The Northeast Kingdom has become a hotbed of anti-renewable sentiment. They think they’re overburdened by the renewable buildout in their neck of the woods — although they seem to be just fine with Bill Stenger’s ambitious development plans, which would include a dramatic expansion of the Jay Peak resort with the concomitant loss of open space and wildlife habitat.
The Kingdom’s nominally Democratic Senators, Bobby Starr and John Rodgers, have proposed a bill that would effectively hamstring development of solar energy projects. They have a cover story, as they always do; this isn’t about energy, it’s about farming!
… the bill would apply Act 250 standards to renewable energy developments proposed for high-quality farmland.
Starr told finance committee members that he wants to balance the need for renewable energy with the need to conserve farmland, and he said the proposal could encourage solar development on more appropriate locations, such as rooftops.
Right. Rooftops. Vermont has so many of those.
There are a few problems with this bill. In no particular order:
— Vermont has a whole lot of farmland that’s not in use, and won’t be anytime soon. There is no shortage of farmland.
— According to VTDigger, the state’s comprehensive energy plan calls for roughly 12,000 acres of solar panels. The state contains nearly 400,000 acres of “prime agricultural soil.” Which means a maximal solar build-out would have little effect on the availability of farmland — even if every single solar panel is placed on prime land.
— There’s a far bigger threat to agricultural lands. It’s development pressure. And development — residential, industrial, or commercial — is much harder to undo than solar installations. If Sen. Starr wants to conserve farmland, he should seek much tougher limits on developing prime soils.
Of course, he is not really committed to conserving farmland, as one of his colleagues pointed out:
Sen. Virginia Lyons, D-Williston, said there should have been the exact same response from the public and lawmakers “when the Wal-Mart went up in St. Albans — that’s some of the best soil in the world; it’s good soil.”
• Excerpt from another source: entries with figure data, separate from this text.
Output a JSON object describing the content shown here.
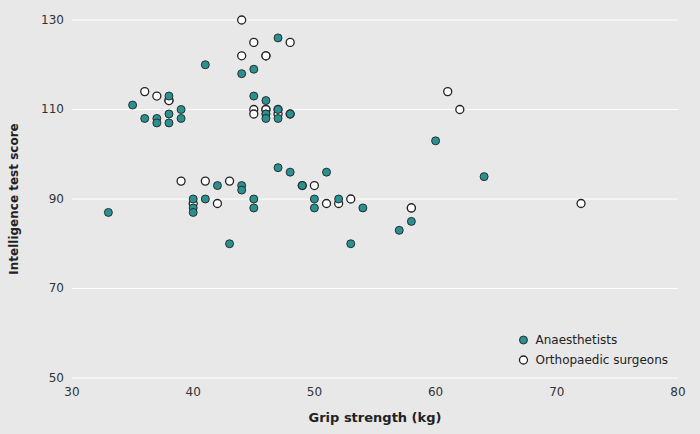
{
  "chart_data": {
    "type": "scatter",
    "xlabel": "Grip strength (kg)",
    "ylabel": "Intelligence test score",
    "xlim": [
      30,
      80
    ],
    "ylim": [
      50,
      130
    ],
    "xticks": [
      30,
      40,
      50,
      60,
      70,
      80
    ],
    "yticks": [
      50,
      70,
      90,
      110,
      130
    ],
    "grid": "y",
    "legend": "lower right",
    "series": [
      {
        "name": "Anaesthetists",
        "color": "#2a9090",
        "marker": "circle",
        "x": [
          33,
          35,
          36,
          37,
          37,
          38,
          38,
          38,
          39,
          39,
          40,
          40,
          40,
          41,
          41,
          42,
          43,
          44,
          44,
          44,
          45,
          45,
          45,
          45,
          46,
          46,
          46,
          46,
          47,
          47,
          47,
          47,
          48,
          48,
          49,
          50,
          50,
          51,
          52,
          53,
          54,
          57,
          58,
          60,
          64
        ],
        "values": [
          87,
          111,
          108,
          108,
          107,
          113,
          109,
          107,
          110,
          108,
          90,
          88,
          87,
          120,
          90,
          93,
          80,
          118,
          93,
          92,
          119,
          113,
          90,
          88,
          112,
          109,
          109,
          108,
          126,
          110,
          108,
          97,
          109,
          96,
          93,
          90,
          88,
          96,
          90,
          80,
          88,
          83,
          85,
          103,
          95
        ]
      },
      {
        "name": "Orthopaedic surgeons",
        "color": "white",
        "marker": "circle",
        "x": [
          36,
          37,
          38,
          38,
          39,
          40,
          41,
          42,
          43,
          44,
          44,
          45,
          45,
          45,
          46,
          46,
          46,
          46,
          47,
          47,
          48,
          48,
          49,
          50,
          51,
          52,
          53,
          58,
          58,
          61,
          62,
          72
        ],
        "values": [
          114,
          113,
          112,
          112,
          94,
          89,
          94,
          89,
          94,
          130,
          122,
          125,
          110,
          109,
          122,
          122,
          110,
          110,
          110,
          109,
          125,
          109,
          93,
          93,
          89,
          89,
          90,
          88,
          88,
          114,
          110,
          89
        ]
      }
    ]
  }
}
At the time, Jeff Davis, the developer, thanked Starr for his longstanding support at the project’s groundbreaking in 2014.
Yeah, thanks, Bobby, for your stalwart environmental stewardship.
— Solar development is relatively easy to undo. Decommissioning a solar farm causes little or no impact on soil.
— There’s also the underlying assumption that we would naturally want a lot more agriculture. Do we really? How much clear-cutting would be involved if our ag sector made use of all the prime land?
How much worse would the pollution of Lake Champlain and other waters become? Agriculture is the number-one factor in Champlain’s degradation. Here’s a factoid worth pondering, courtesy of the EPA:
One dairy farm with 2,500 cows produces as much waste as a city with around 411,000 residents.
And yes, Vermont does have some dairy farms that are that big, or nearly so. And if a city’s waste was as lightly regulated as a farm’s, it’d be a national-scale scandal.
Farming gets a free pass because it’s so darn Vermonty. But in fact, it carries significant environmental implications — far more than a solar farm. Even an “industrial-scale” solar farm.
Speaking of which, how come we never apply that adjective “industrial” to farms? How many solar panels make an installation “industrial”? How many cows make a farm “industrial”? Is the Gervais Farm, with an estimated 1,800 head of cattle, “industrial”?
Of course it is. And of course we will never call it that. Because farms are, y’know, friendly little natural things, manure and all. Whereas solar arrays are cold, metallic, alien, a blight on the landscape.
I tell you what, though. If we somehow closed all the farms and replaced them with solar arrays, our environment would dramatically improve — even if you don’t include the carbon-free energy we would generate.
That is not realistic or desirable, it’s just a hypothetical. But it does point out an unrecognized double standard: if something is familiar, we accept it. If something is new or different, we reject it.
Sometimes, though, the familiar isn’t the best.
This is all beside the point. Starr and Rodgers are not serious about this bill. They know it won’t pass; they just want to make a point. It’s not a good point, and it does nothing to enhance Vermont’s environment or our energy future. But introducing bills is one of the prerogatives of a sitting lawmaker. We can’t stop them from introducing counterproductive legislation; we can simply point it out when they do.